Namun, berhati-hatilah bahwa prinsip ini bukanlah semacam “alat pancingan”. Bukan seperti seorang yang berkhotbah, “Jika kamu memberi seribu dollar untuk pelayanan misi saya, maka Allah akan membalas sepuluh ribu dollar!” Bukan, bukan seperti itu! Kalau seperti ini justeru bertentangan dengan ajaran Yesus mengenai uang. Mereka yang memberi – agar mendapat uang banyak sebagai balasan – adalah mereka yang dikuasai oleh ketamakan dan cinta akan uang.

Apa yang diajarkan oleh Yesus tentang uang dan kekayaan mengingatkan kita bahwa itu semua bukan tujuan atau sumber kebahagiaan, melainkan alat untuk kita peduli terhadap sesama. Hati adalah kunci di mana kita bisa memandang orang lain lebih berharga ketimbang uang atau kekayaan kita. Hanya orang dengan hati yang bisa menghargai orang lain, apa pun kondisinya, dialah yang akan mewarisi kehidupan kekal itu.   

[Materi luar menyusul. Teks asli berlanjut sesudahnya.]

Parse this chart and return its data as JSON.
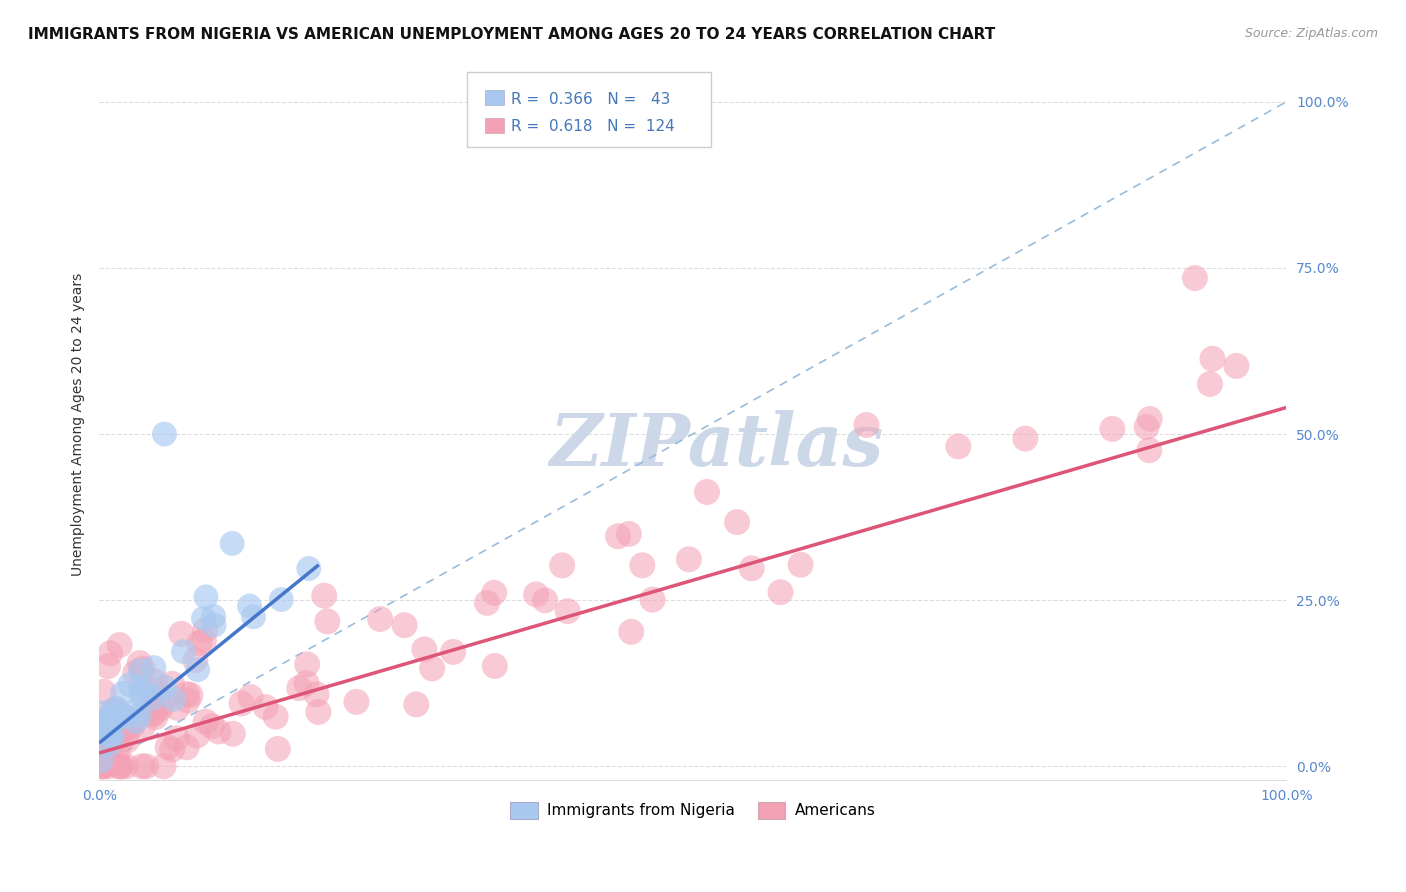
{
  "title": "IMMIGRANTS FROM NIGERIA VS AMERICAN UNEMPLOYMENT AMONG AGES 20 TO 24 YEARS CORRELATION CHART",
  "source": "Source: ZipAtlas.com",
  "ylabel": "Unemployment Among Ages 20 to 24 years",
  "xlim": [
    0.0,
    1.0
  ],
  "ylim": [
    -0.02,
    1.05
  ],
  "x_tick_positions": [
    0.0,
    1.0
  ],
  "x_tick_labels": [
    "0.0%",
    "100.0%"
  ],
  "y_tick_positions": [
    0.0,
    0.25,
    0.5,
    0.75,
    1.0
  ],
  "y_tick_labels": [
    "0.0%",
    "25.0%",
    "50.0%",
    "75.0%",
    "100.0%"
  ],
  "nigeria_R": 0.366,
  "nigeria_N": 43,
  "american_R": 0.618,
  "american_N": 124,
  "nigeria_color": "#a8c8f0",
  "american_color": "#f4a0b5",
  "nigeria_line_color": "#4477cc",
  "american_line_color": "#dd5577",
  "diagonal_line_color": "#99bbdd",
  "watermark_text": "ZIPatlas",
  "background_color": "#ffffff",
  "grid_color": "#dddddd",
  "title_fontsize": 11,
  "axis_label_fontsize": 10,
  "tick_fontsize": 10,
  "legend_fontsize": 11,
  "source_fontsize": 9,
  "watermark_color": "#ccd8e8",
  "watermark_fontsize": 52,
  "nigeria_line_x": [
    0.0,
    0.185
  ],
  "nigeria_line_slope": 1.45,
  "nigeria_line_intercept": 0.035,
  "american_line_x": [
    0.0,
    1.0
  ],
  "american_line_slope": 0.52,
  "american_line_intercept": 0.02
}
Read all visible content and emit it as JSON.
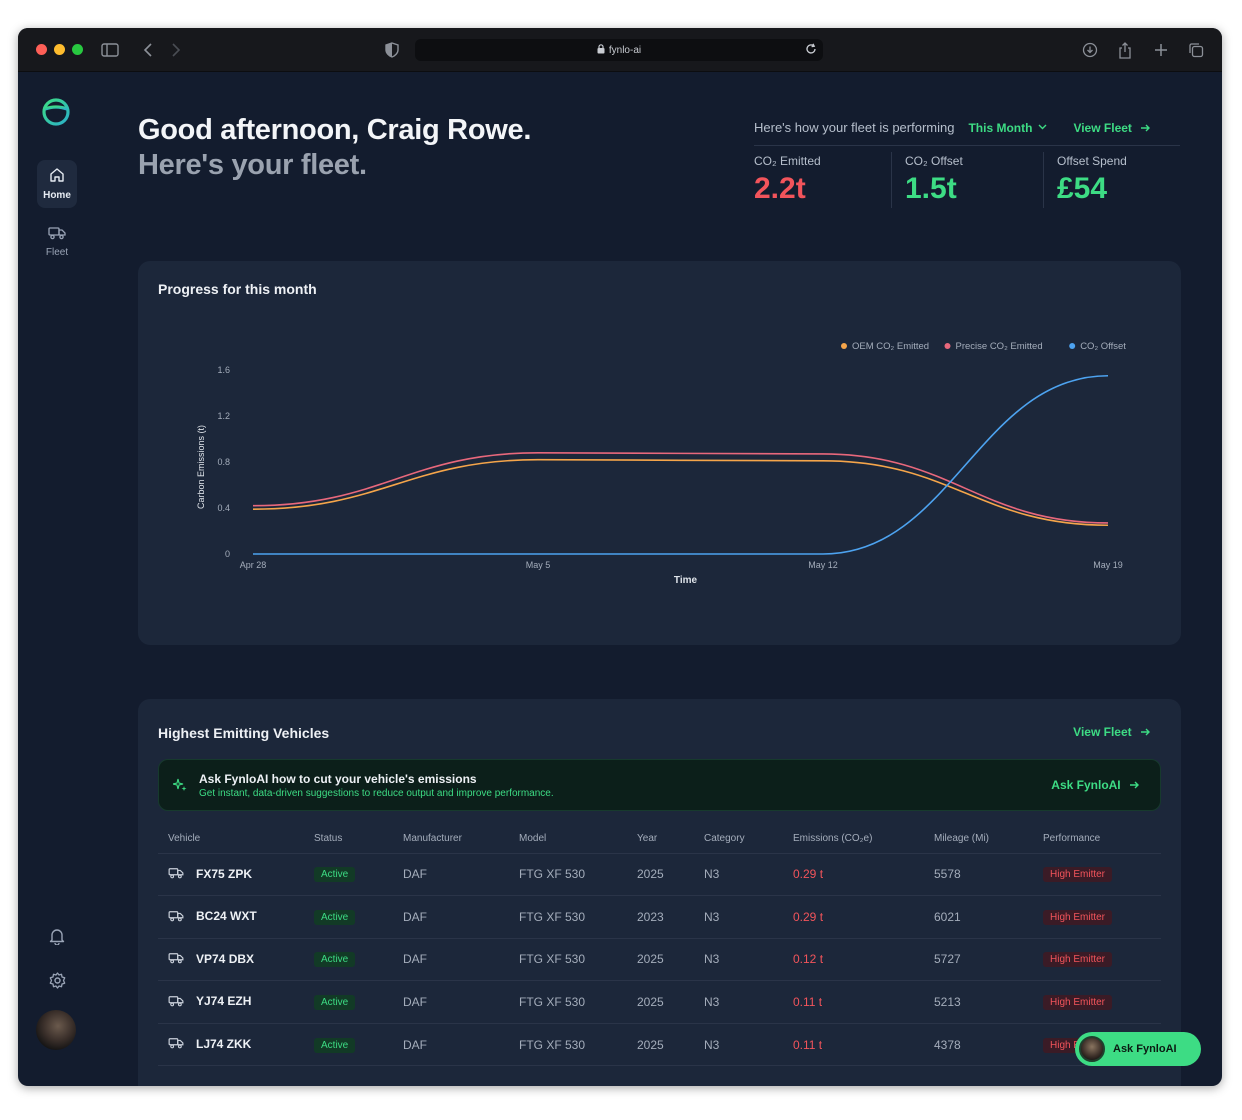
{
  "browser": {
    "url": "fynlo-ai",
    "traffic_colors": [
      "#fe5f57",
      "#febc2e",
      "#28c840"
    ]
  },
  "sidebar": {
    "items": [
      {
        "label": "Home",
        "icon": "home-icon",
        "active": true
      },
      {
        "label": "Fleet",
        "icon": "truck-icon",
        "active": false
      }
    ],
    "bottom_icons": [
      "bell-icon",
      "gear-icon",
      "avatar"
    ]
  },
  "greeting": {
    "line1": "Good afternoon, Craig Rowe.",
    "line2": "Here's your fleet."
  },
  "performance": {
    "heading": "Here's how your fleet is performing",
    "period": "This Month",
    "view_fleet": "View Fleet",
    "stats": [
      {
        "label": "CO₂ Emitted",
        "value": "2.2t",
        "color": "#f2545b"
      },
      {
        "label": "CO₂ Offset",
        "value": "1.5t",
        "color": "#3ddc84"
      },
      {
        "label": "Offset Spend",
        "value": "£54",
        "color": "#3ddc84"
      }
    ]
  },
  "progress": {
    "title": "Progress for this month",
    "chart_data": {
      "type": "line",
      "xlabel": "Time",
      "ylabel": "Carbon Emissions (t)",
      "x": [
        "Apr 28",
        "May 5",
        "May 12",
        "May 19"
      ],
      "y_ticks": [
        0,
        0.4,
        0.8,
        1.2,
        1.6
      ],
      "ylim": [
        0,
        1.6
      ],
      "legend_position": "top-right",
      "series": [
        {
          "name": "OEM CO₂ Emitted",
          "color": "#f5a54a",
          "values": [
            0.39,
            0.82,
            0.81,
            0.25
          ]
        },
        {
          "name": "Precise CO₂ Emitted",
          "color": "#e8687c",
          "values": [
            0.42,
            0.88,
            0.87,
            0.27
          ]
        },
        {
          "name": "CO₂ Offset",
          "color": "#4da3f0",
          "values": [
            0,
            0,
            0,
            1.55
          ]
        }
      ]
    }
  },
  "vehicles": {
    "title": "Highest Emitting Vehicles",
    "view_fleet": "View Fleet",
    "ask": {
      "title": "Ask FynloAI how to cut your vehicle's emissions",
      "subtitle": "Get instant, data-driven suggestions to reduce output and improve performance.",
      "button": "Ask FynloAI"
    },
    "columns": [
      "Vehicle",
      "Status",
      "Manufacturer",
      "Model",
      "Year",
      "Category",
      "Emissions (CO₂e)",
      "Mileage (Mi)",
      "Performance"
    ],
    "rows": [
      {
        "vehicle": "FX75 ZPK",
        "status": "Active",
        "manufacturer": "DAF",
        "model": "FTG XF 530",
        "year": "2025",
        "category": "N3",
        "emissions": "0.29 t",
        "mileage": "5578",
        "performance": "High Emitter"
      },
      {
        "vehicle": "BC24 WXT",
        "status": "Active",
        "manufacturer": "DAF",
        "model": "FTG XF 530",
        "year": "2023",
        "category": "N3",
        "emissions": "0.29 t",
        "mileage": "6021",
        "performance": "High Emitter"
      },
      {
        "vehicle": "VP74 DBX",
        "status": "Active",
        "manufacturer": "DAF",
        "model": "FTG XF 530",
        "year": "2025",
        "category": "N3",
        "emissions": "0.12 t",
        "mileage": "5727",
        "performance": "High Emitter"
      },
      {
        "vehicle": "YJ74 EZH",
        "status": "Active",
        "manufacturer": "DAF",
        "model": "FTG XF 530",
        "year": "2025",
        "category": "N3",
        "emissions": "0.11 t",
        "mileage": "5213",
        "performance": "High Emitter"
      },
      {
        "vehicle": "LJ74 ZKK",
        "status": "Active",
        "manufacturer": "DAF",
        "model": "FTG XF 530",
        "year": "2025",
        "category": "N3",
        "emissions": "0.11 t",
        "mileage": "4378",
        "performance": "High Emitter"
      }
    ]
  },
  "fab": {
    "label": "Ask FynloAI"
  }
}
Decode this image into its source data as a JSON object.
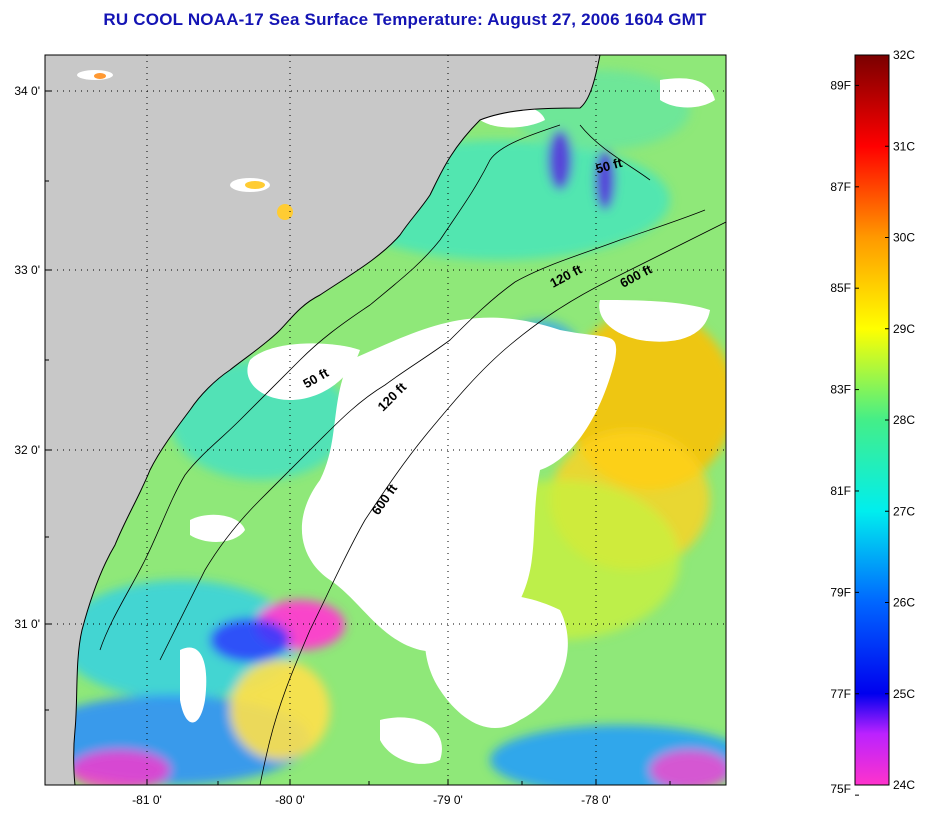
{
  "title": "RU COOL  NOAA-17  Sea Surface Temperature:  August 27, 2006 1604 GMT",
  "colors": {
    "land": "#c8c8c8",
    "cloud": "#ffffff",
    "title": "#1414b4"
  },
  "map": {
    "lat_labels": [
      "34 0'",
      "33 0'",
      "32 0'",
      "31 0'"
    ],
    "lon_labels": [
      "-81 0'",
      "-80 0'",
      "-79 0'",
      "-78 0'"
    ],
    "contours": {
      "c50_north": "50 ft",
      "c50_south": "50 ft",
      "c120_north": "120 ft",
      "c120_south": "120 ft",
      "c600_north": "600 ft",
      "c600_south": "600 ft"
    }
  },
  "colorbar": {
    "celsius": [
      "32C",
      "31C",
      "30C",
      "29C",
      "28C",
      "27C",
      "26C",
      "25C",
      "24C"
    ],
    "fahrenheit": [
      "89F",
      "87F",
      "85F",
      "83F",
      "81F",
      "79F",
      "77F",
      "75F"
    ]
  }
}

Paulus mengingatkan hati itu, ini bukanlah soal kepelitan finasial atau ketidak pedulian kita pada uang, melainkan sikap sederhana, merasa cukup oleh karena itu mampu bersyukur dan peduli terhadap sesama. Hanya orang yang merasa cukuplah maka ia akan mampu bersyukur. Paulus tidak mengatakan bahwa uang adalah akar kejahatan. Dia berkata bahwa cintaakan uanglah akar dari kejahatan. Maka Paulus menyarankan, “Memang ibadah kalau disertai rasa cukup, memberi keuntungan besar. Sebab kita tidak membawa sesuatu apa ke dalam dunia dan kitapun tidak dapat membawa apa-apa ke luar. Asal ada makanan dan pakaian, cukuplah!”(1 Timotius 6: ). Paulus menyatakan rasa puas dengan apa yang ada. Lebih dari itu kita akan tergoda untuk melayani mamon dan bukan Allah. 

Sudahkah kita puas dan cukup dengan berkat yang diberikan Tuhan? Sudahkah apa yang ada pada kita dapat menjadi saluran berkat bagi orang lain yang sedang membutuhkan-Nya? Anak-anak Kerajaan Allah pasti pandai dalam mempergunakan berkat TUHAN!